Now the problem begins with not having a central data lake for the reports and no structured database for these reports. They just do it with sheer patience and hardwork. The answer to any of these questions requires them to analyse the relationships between entities at multiple levels by looking at a complex, multidimensional space where none of the relationships are apparent.

It also requires a lot of expertise and training to get comfortable with this data and analysis work. I myself took 3-4 weeks just to understand what this problem might require, and I kept asking clarifying questions for the hierarchy till the product handover.

Second: The Stakeholders at the German Federal Ministry

The stakeholders were the Senior Policy Officers and Senior Data Scientists at the DataLab at the BMZ. They wanted us to design a system which can present AI-generated insights from the reports which are not explicitly written. These reports consisted of complex multi-page flowcharts, tables and mostly text but they didn’t follow the same structure and varied according to country, implementing organisations and year. They asked us to do something innovative.

To clarify here, I joined this project after it had already been at the Digital Product School for three phases of development. When I joined the fourth phase, it was with the expectation that they’ll receive something more than simple Retrieval-Augmented Generation and receive a dashboard where they can see comparative analysis of KPI growth across the levels of the hierarchy across years.

To give more context about the Digital Product School: cross-functional, five-membered teams consisting of a product manager, an AI Engineer, software engineers and an interaction designer are presented with a wide problem space on which they have to pinpoint the user problems by conducting user interviews, rapid prototyping and iterating from feedback to deliver a final product. The problem space for BMZ was: “Wouldn’t it be great if Country Policy Officers could drive forward their projects by always having the right conclusions from a sea of reports?”

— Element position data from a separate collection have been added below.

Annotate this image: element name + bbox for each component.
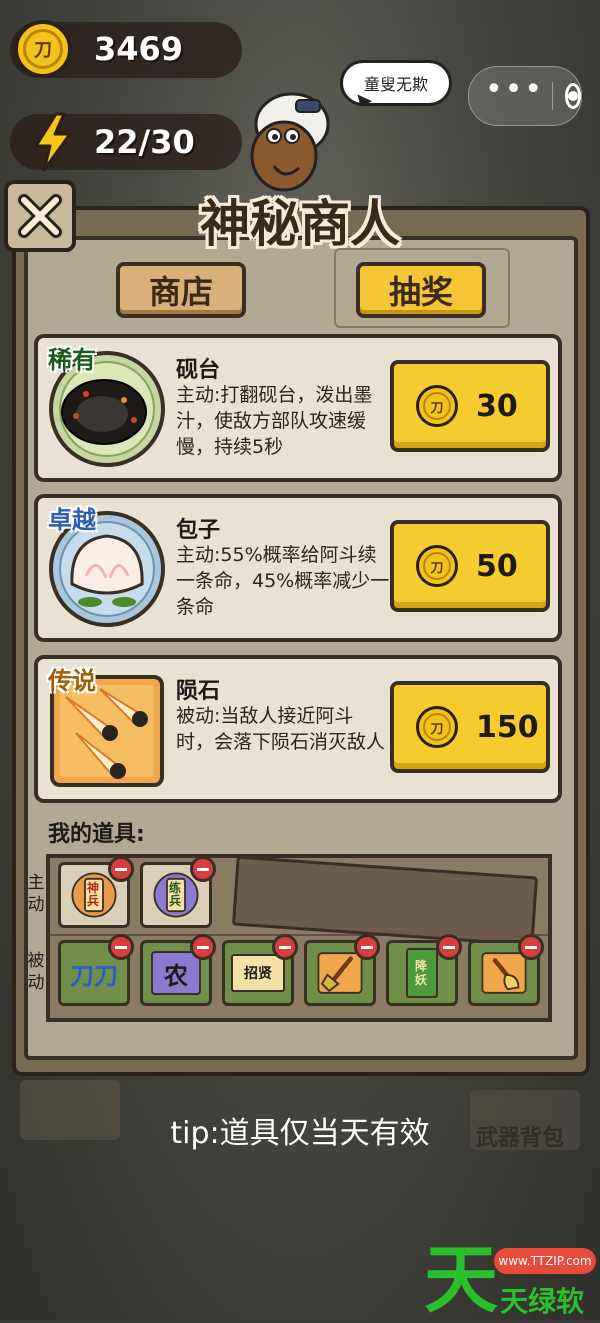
remove-icon[interactable] <box>354 934 380 960</box>
remove-icon[interactable] <box>190 934 216 960</box>
shop-item-card: 稀有 砚台 主动:打翻砚台，泼出墨汁，使敌方部队攻速缓慢，持续5秒 刀 30 <box>34 334 562 482</box>
remove-icon[interactable] <box>272 934 298 960</box>
merchant-speech-bubble: 童叟无欺 <box>340 60 452 106</box>
close-button[interactable] <box>4 180 76 252</box>
more-icon[interactable]: ••• <box>485 75 544 105</box>
coin-count: 3469 <box>94 30 184 68</box>
energy-count: 22/30 <box>94 123 195 161</box>
tab-shop[interactable]: 商店 <box>116 262 246 318</box>
slot-glyph: 神兵 <box>87 881 100 908</box>
active-label: 主动 <box>27 873 45 915</box>
item-description: 主动:打翻砚台，泼出墨汁，使敌方部队攻速缓慢，持续5秒 <box>176 384 373 458</box>
passive-label: 被动 <box>27 951 45 993</box>
coin-icon: 刀 <box>416 385 458 427</box>
slot-glyph: 农 <box>164 960 188 990</box>
rarity-badge: 卓越 <box>48 505 96 534</box>
buy-button[interactable]: 刀 50 <box>390 520 550 612</box>
item-price: 150 <box>476 709 539 745</box>
shop-item-card: 卓越 包子 主动:55%概率给阿斗续一条命，45%概率减少一条命 刀 50 <box>34 494 562 642</box>
demon-subdue-icon: 降妖 <box>406 948 438 998</box>
rarity-badge: 稀有 <box>48 345 96 374</box>
buy-button[interactable]: 刀 150 <box>390 681 550 773</box>
item-name: 砚台 <box>176 358 221 383</box>
item-description: 主动:55%概率给阿斗续一条命，45%概率减少一条命 <box>176 544 390 618</box>
shop-item-card: 传说 陨石 被动:当敌人接近阿斗时，会落下陨石消灭敌人 刀 150 <box>34 655 562 803</box>
weapon-bag-label[interactable]: 武器背包 <box>476 1120 564 1152</box>
capsule-divider <box>552 82 553 110</box>
slot-glyph: 招贤 <box>244 966 272 982</box>
slot-glyph: 练兵 <box>169 881 182 908</box>
item-name: 包子 <box>176 518 221 543</box>
item-description: 被动:当敌人接近阿斗时，会落下陨石消灭敌人 <box>176 705 386 753</box>
coin-icon: 刀 <box>416 545 458 587</box>
item-price: 30 <box>476 388 518 424</box>
my-items-label: 我的道具: <box>48 822 145 847</box>
remove-icon[interactable] <box>108 856 134 882</box>
slot-glyph: 刀刀 <box>70 960 118 990</box>
coin-counter: 刀 3469 <box>14 20 183 78</box>
farmer-icon: 农 <box>151 951 201 995</box>
merchant-avatar <box>250 92 330 192</box>
rarity-badge: 传说 <box>48 666 96 695</box>
close-miniprogram-icon[interactable] <box>564 83 581 109</box>
miniprogram-capsule[interactable]: ••• <box>468 66 582 126</box>
remove-icon[interactable] <box>436 934 462 960</box>
lightning-icon <box>34 112 72 172</box>
buy-button[interactable]: 刀 30 <box>390 360 550 452</box>
coin-icon: 刀 <box>416 706 458 748</box>
tab-draw[interactable]: 抽奖 <box>356 262 486 318</box>
watermark-text: 天绿软 <box>500 1285 585 1318</box>
coin-icon: 刀 <box>14 20 72 78</box>
close-icon[interactable] <box>14 190 66 242</box>
remove-icon[interactable] <box>190 856 216 882</box>
remove-icon[interactable] <box>108 934 134 960</box>
energy-counter: 22/30 <box>30 112 195 172</box>
watermark-logo: 天 <box>424 1237 498 1323</box>
slot-glyph: 降妖 <box>415 959 428 987</box>
remove-icon[interactable] <box>518 934 544 960</box>
item-name: 陨石 <box>176 679 221 704</box>
item-price: 50 <box>476 548 518 584</box>
panel-title: 神秘商人 <box>200 194 400 253</box>
recruit-scroll-icon: 招贤 <box>231 954 285 992</box>
watermark-url: www.TTZIP.com <box>494 1248 596 1274</box>
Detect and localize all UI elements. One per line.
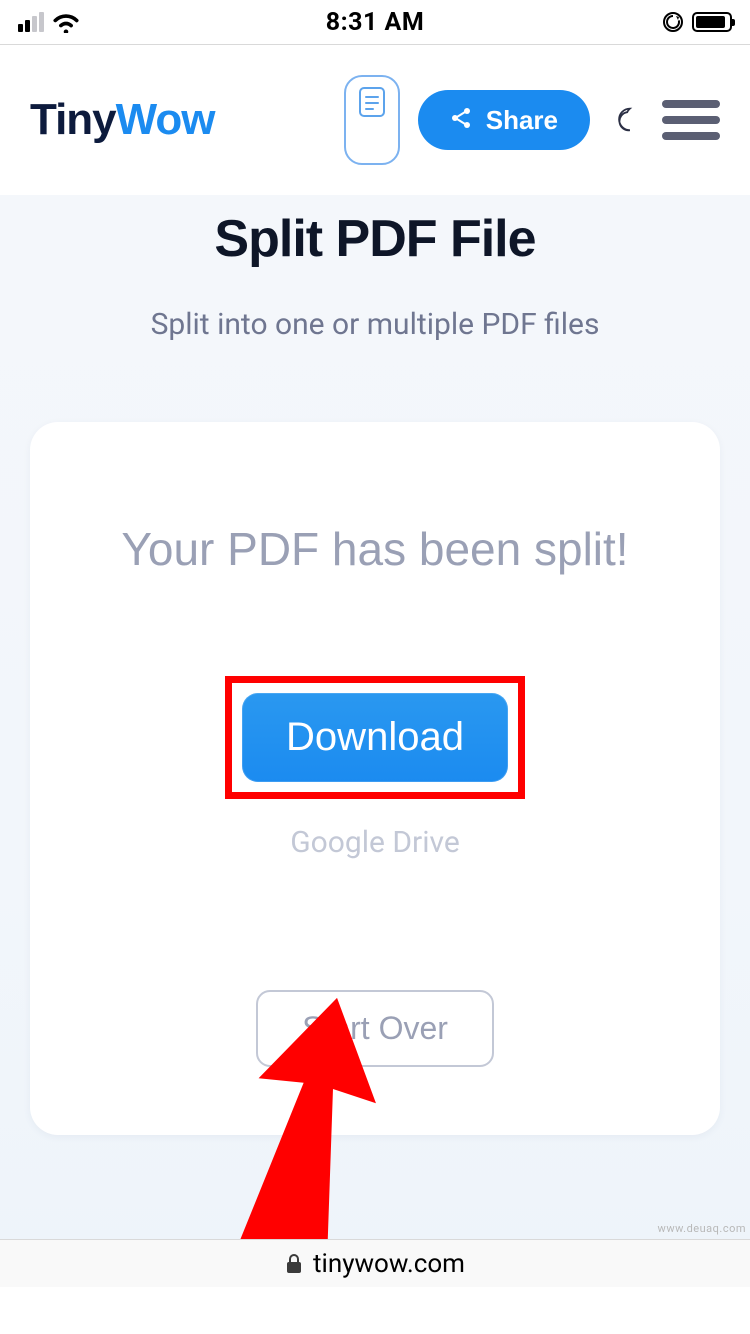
battery-icon	[692, 12, 732, 32]
dark-mode-toggle[interactable]	[608, 102, 644, 138]
watermark-text: www.deuaq.com	[658, 1222, 746, 1235]
main-content: Split PDF File Split into one or multipl…	[0, 195, 750, 1287]
url-domain: tinywow.com	[313, 1249, 465, 1279]
page-title: Split PDF File	[0, 209, 750, 269]
download-button[interactable]: Download	[242, 693, 508, 782]
share-button-label: Share	[486, 105, 558, 136]
logo-text-wow: Wow	[116, 95, 215, 144]
page-subtitle: Split into one or multiple PDF files	[0, 307, 750, 342]
google-drive-link[interactable]: Google Drive	[70, 825, 680, 860]
rotation-lock-icon	[662, 11, 684, 33]
hamburger-menu-button[interactable]	[662, 96, 720, 144]
logo[interactable]: TinyWow	[30, 95, 215, 145]
wifi-icon	[52, 11, 80, 33]
share-button[interactable]: Share	[418, 90, 590, 150]
start-over-label: Start Over	[302, 1010, 448, 1046]
moon-icon	[611, 105, 641, 135]
google-drive-label: Google Drive	[290, 825, 460, 860]
app-header: TinyWow Share	[0, 45, 750, 195]
result-message: Your PDF has been split!	[70, 518, 680, 580]
logo-text-tiny: Tiny	[30, 95, 116, 144]
status-time: 8:31 AM	[326, 8, 424, 37]
result-card: Your PDF has been split! Download Google…	[30, 422, 720, 1135]
start-over-button[interactable]: Start Over	[256, 990, 494, 1067]
browser-url-bar[interactable]: tinywow.com	[0, 1239, 750, 1287]
cellular-signal-icon	[18, 12, 44, 32]
document-pill-icon[interactable]	[344, 75, 400, 165]
ios-status-bar: 8:31 AM	[0, 0, 750, 44]
share-icon	[450, 105, 472, 136]
lock-icon	[285, 1254, 303, 1274]
annotation-highlight-box: Download	[225, 676, 525, 799]
download-button-label: Download	[286, 715, 464, 759]
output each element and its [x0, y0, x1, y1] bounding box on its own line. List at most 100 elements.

When the product was handed over to my team, the user could upload a project report to the portal with a form which was auto-filled from the fixed fields retrieved from the report to obtain summaries of five sections along with a table. This process took five minutes. Looking at the problem space, a lot more work was required to match stakeholder expectations. On top of that, this was the first project that the Digital Product School had in partnership with the Government, so it needed to be a success.